Sıfır çıkarla, sıfır takılmayla, en son ne zaman birinin gerçekten nasıl hissettiğini merak ettiniz ?

Herkes, herkese rahatlıkla sorabiliyor bu soruyu değil mi ? Bu sorunun heybesinde kendisiyle birlikte getirdiği sorumlulukları farketmeksizin...
Herkes herkese bu soruyu, ne kadar yüksek bir uçurumun kenarında olduğunu üstelemeksizin yöneltebiliyor.
Nasılsın ? Nasılız ?...

Tümünün gerçek cevabını gerçekten sahiplenmek isteyen kaç kişiden duydunuz bu soruyu ?

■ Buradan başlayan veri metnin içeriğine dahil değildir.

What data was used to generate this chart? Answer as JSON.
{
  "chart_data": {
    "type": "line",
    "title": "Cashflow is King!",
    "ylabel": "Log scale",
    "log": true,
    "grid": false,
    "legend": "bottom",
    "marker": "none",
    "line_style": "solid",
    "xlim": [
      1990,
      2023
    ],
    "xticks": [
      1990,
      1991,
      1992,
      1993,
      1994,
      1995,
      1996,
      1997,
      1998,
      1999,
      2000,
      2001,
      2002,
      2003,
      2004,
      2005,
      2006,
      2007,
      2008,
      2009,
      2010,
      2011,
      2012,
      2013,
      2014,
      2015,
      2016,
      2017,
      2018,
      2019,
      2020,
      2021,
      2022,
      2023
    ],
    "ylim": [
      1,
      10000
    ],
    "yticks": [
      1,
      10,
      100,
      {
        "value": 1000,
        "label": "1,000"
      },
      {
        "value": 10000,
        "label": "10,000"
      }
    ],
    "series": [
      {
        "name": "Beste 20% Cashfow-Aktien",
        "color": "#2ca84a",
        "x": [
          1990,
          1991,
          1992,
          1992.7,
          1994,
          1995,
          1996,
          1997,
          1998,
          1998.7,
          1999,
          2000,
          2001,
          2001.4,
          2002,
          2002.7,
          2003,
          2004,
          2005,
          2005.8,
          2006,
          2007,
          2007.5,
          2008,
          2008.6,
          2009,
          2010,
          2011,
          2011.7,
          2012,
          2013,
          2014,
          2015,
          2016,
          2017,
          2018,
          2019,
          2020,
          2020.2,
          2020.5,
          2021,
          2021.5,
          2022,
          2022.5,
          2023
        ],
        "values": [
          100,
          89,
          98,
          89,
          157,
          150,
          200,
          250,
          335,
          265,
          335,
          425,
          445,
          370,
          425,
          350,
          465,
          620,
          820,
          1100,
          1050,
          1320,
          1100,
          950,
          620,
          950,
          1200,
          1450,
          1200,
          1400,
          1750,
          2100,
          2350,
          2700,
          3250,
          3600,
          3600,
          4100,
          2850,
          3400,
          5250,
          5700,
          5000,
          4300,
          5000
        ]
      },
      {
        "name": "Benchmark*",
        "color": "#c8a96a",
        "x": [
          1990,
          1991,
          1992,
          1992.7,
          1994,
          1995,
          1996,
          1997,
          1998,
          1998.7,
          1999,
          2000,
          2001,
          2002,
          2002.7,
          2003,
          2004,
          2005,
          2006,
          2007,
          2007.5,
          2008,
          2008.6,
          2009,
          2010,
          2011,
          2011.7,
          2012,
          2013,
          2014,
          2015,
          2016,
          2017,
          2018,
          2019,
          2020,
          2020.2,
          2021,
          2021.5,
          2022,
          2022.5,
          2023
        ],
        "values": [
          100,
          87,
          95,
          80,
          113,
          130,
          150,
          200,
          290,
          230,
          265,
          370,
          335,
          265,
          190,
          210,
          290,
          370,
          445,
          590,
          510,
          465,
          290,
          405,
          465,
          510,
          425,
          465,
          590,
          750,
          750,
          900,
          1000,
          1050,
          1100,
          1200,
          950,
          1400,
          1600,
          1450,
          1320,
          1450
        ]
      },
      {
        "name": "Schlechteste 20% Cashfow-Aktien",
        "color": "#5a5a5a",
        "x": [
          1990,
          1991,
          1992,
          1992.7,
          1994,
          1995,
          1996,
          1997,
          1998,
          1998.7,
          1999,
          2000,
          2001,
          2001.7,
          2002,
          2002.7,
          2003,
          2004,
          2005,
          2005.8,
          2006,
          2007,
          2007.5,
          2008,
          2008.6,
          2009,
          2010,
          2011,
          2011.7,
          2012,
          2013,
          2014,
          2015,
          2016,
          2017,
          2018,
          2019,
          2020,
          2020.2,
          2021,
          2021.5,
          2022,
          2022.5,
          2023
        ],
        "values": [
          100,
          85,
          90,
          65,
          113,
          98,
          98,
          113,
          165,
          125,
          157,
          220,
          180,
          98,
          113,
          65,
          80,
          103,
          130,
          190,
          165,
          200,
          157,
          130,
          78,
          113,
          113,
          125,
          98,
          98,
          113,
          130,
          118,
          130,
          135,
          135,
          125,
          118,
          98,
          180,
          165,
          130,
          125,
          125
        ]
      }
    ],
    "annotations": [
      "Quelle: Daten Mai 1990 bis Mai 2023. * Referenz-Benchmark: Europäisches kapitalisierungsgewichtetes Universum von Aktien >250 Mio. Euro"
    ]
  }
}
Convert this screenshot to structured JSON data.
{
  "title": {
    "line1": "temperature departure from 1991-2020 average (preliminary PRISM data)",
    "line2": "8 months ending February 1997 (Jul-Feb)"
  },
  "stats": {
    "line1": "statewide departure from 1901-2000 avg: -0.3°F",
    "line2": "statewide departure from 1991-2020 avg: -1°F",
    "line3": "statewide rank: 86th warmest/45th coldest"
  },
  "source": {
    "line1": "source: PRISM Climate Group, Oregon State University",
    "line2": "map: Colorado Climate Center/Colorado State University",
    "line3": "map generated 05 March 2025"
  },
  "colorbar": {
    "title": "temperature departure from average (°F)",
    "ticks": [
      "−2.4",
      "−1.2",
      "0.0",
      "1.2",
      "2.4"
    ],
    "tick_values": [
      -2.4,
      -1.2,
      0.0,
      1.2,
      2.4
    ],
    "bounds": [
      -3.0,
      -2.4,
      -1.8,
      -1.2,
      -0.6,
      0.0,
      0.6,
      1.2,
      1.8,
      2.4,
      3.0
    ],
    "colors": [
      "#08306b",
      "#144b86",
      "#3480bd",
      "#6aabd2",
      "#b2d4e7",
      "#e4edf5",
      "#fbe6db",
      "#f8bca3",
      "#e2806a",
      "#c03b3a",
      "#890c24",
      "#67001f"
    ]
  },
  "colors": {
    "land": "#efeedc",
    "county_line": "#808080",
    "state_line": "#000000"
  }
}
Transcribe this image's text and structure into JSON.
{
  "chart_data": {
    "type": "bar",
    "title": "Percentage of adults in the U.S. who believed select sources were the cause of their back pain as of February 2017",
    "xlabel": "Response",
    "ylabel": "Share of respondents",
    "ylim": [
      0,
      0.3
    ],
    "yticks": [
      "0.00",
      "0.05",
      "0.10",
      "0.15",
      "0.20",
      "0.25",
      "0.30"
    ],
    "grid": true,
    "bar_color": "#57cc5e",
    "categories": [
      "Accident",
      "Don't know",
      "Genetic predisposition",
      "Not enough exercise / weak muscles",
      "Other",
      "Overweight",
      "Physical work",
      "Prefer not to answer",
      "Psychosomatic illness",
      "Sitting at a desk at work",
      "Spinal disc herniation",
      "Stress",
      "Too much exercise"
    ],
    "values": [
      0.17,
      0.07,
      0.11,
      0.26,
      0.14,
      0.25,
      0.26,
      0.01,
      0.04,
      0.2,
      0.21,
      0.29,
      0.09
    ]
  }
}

4 sene önce bugün, içinizden biri, içinizden birinin, sadece çok karanlık bir ortamda düz bir duvara bakıyor diye, aklına düştü. Düştüğü yerde kendisiyle birlikte "Derdi ne ?" Soruları da dolandı ayaklarına. Tam 4 sene önce bugün biri, birinin gerçekten 'nasıl olduğu' telaşına kapıldı...

Merak edilen, sorumluluğu alınan, kendilerini gökyüzünün izleyicisi addetmiş Süreyyaların içinden, yeryüzüne ilk değmiş olanıydı. O soruyu, baharların yaza dönmeye yüz tuttuğu bu günde, Süreyya'nın biri duymuştu. İçinizden biri, o gün 'nasılsın?' Diye sormanın korkunç (!) ağırlığının altına hiç düşünmeden koymuştu elini. Belki ilk kez, belki son kez görmüştü yer yüzü o cesareti...

Süreyya'nın, birine nasıl olduğunu anlatması,
Süreyya'nın birine neden olduğunu anlatması, görülmüş şey değildi...
Süreyya... Yer yüzüne değenlerin ilki olmayı daha atlatamamıştı ki, şuncacık (!) soruya göğsünü gere gere, alnını boncuklar basmadan, iyiyim desin...

Diyemedi de zaten.

Bir cevap, küçücük bir cevap verebilmek için aylarca bekledi. İyiyim diyemeden, ama neden iyi olamadığını da anlatamadan aylarca, kendi içindeki zaman kargaşasıyla birlikte asırlara denk düşen koca bir savaşla, bekledi...
Süreyya'nın ne zaman sesi çıkmıştı ki bu soruya cevaben de duysunlardı sesini ?
Kaleme kağıda koştu yine kendine geldiği gibi. Yazdı sildi, yazdı sildi, yazdı sildi... bu kadar gündelikleştirilmiş, derinliği elinden zorla alınmış, ama ciddiyetini asla bozmamış bir soruya nasıl cevap verilirdi ? Cevap vermekten o zamana kadar o kadar çok kaçmıştı ki... aylarca bir 'nasılsın'a gerektiği özeni, derinliği, ciddiyeti verebilmek için onlarca sayfa döşedi. Çünkü bu dümdüz gelip karşısında yer etmiş bir soru değildi. Yöneltilip yöneltilmemesi üzerine çok fazla istişaresi yapılmış, çok fazla irdelenmiş, ağırlığı, eksikliği, fazlalığı bir hayli tartılmış, küçücük bir kalp, durması pahasına avuçlar arasına alınmış da sorulmuştu. Dümdüz gelmemişti. Yara bere içinde, soluk soluğa, sanki alınan hiçbir nefes hiçbir zaman ciğerlerini doldurmaya yetmemiş gibi yetişmişti Süreyya'ya. En neyi beklediğini bilmediği, en neye doğru yürümesi gereketiğini düşünemediği, yetilerini bir bir kaybettiği sırada...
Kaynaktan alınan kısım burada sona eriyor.